Formation Bio
Formation Bio Leadership & Management
Formation Bio Employee Perspectives
What’s a quotable hallmark of good management on your team — and how is it reinforced?
“We care more about the team being right than being personally right.”
The best leaders at Formation Bio don’t take credit when things go right, and they don’t point fingers when something goes wrong. They celebrate the team effort and own the outcomes. This shows up in how we run projects, debate decisions, and navigate the inevitable complexity of drug development where the stakes are incredibly high.
We bake this into our processes deliberately. During hiring, we thoroughly interview leaders across multiple dimensions, screening for values and leadership alignment in every conversation. We ask candidates to walk us through times they changed their position based on someone else’s input, or how they’ve elevated others’ contributions.

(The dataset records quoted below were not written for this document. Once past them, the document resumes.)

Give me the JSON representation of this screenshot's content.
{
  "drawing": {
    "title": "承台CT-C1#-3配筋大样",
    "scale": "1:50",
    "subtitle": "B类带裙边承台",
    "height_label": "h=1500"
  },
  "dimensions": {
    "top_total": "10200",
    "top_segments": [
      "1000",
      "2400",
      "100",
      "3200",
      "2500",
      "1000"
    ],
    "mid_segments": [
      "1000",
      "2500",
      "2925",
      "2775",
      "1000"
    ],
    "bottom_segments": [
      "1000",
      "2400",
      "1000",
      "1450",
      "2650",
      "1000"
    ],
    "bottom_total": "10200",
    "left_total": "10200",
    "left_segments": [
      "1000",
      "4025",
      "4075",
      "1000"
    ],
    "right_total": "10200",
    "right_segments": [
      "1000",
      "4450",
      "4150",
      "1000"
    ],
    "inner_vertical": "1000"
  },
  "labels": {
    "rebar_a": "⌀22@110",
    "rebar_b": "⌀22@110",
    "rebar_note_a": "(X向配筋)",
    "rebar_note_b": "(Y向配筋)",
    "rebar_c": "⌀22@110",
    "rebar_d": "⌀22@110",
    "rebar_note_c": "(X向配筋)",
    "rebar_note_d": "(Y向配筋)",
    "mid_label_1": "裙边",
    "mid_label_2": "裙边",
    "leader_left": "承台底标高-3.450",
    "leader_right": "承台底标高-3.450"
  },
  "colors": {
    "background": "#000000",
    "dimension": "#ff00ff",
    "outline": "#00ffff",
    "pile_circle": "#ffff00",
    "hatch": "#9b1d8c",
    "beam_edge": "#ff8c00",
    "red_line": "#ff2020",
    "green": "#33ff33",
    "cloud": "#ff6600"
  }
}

We reinforce it through how we recognize and reward performance. Our values are embedded in our leadership dimensions, and we build our upward feedback off of these dimensions. We also celebrate these behaviors through our recognition efforts, including our values awards, spotlighting leaders who exemplify what it means to put the team first.
Which forum or ritual keeps priorities and expectations clear?
At Formation Bio, we’ve adopted a multi-pronged approach to internal communications that keeps priorities clear and drives alignment.
We start by recognizing that people consume information differently. Some prefer Slack, others email, others live conversations or presentations. We’ve established norms around what should be communicated in each channel so people know where to look and what to expect.
For cross-functional visibility, we created the Leadership Exchange, which is a forum where leaders across the company can post updates, share context, and ask questions on a variety of topics. Leaders are expected to cascade information they receive to their teams, ensuring it flows across the organization.
We layer in live updates through all-hands meetings twice a month, quarterly town halls paired with written artifacts covering key updates, and weekly office hours with our CEO. The office hours are particularly valuable because there’s never a set agenda. It’s just a chance to talk in an informal setting, ask questions, and get direct access to leadership thinking.
What part of the strategy excites people — and what metric shows progress?
Our mission is what excites and connects our people. It is to bring new treatments to patients faster and more efficiently. As we’ve grown and our business model has evolved and the opportunities have broadened, we’ve focused on being explicit about what has changed, what hasn’t, where we’re going and where we are today. We have always connected our business model to our mission, ensuring that we have a clear vision for how we will achieve it.
We’ve also always run employee engagement surveys, but in 2025 we made a deliberate shift. We shortened the survey to focus on the most important and actionable themes, then increased the cadence. We now run identical surveys twice a year, which enables us to measure progress on our action plans and see what’s improving or not improving more regularly.
Creating more opportunities for anonymous feedback and being transparent about the results reinforces our focus on improvement in a tangible way. People see that their input drives change. They see leadership responding. And they see how their work connects to the bigger picture. Excitement comes from momentum, and momentum comes from knowing where you stand and where you’re headed.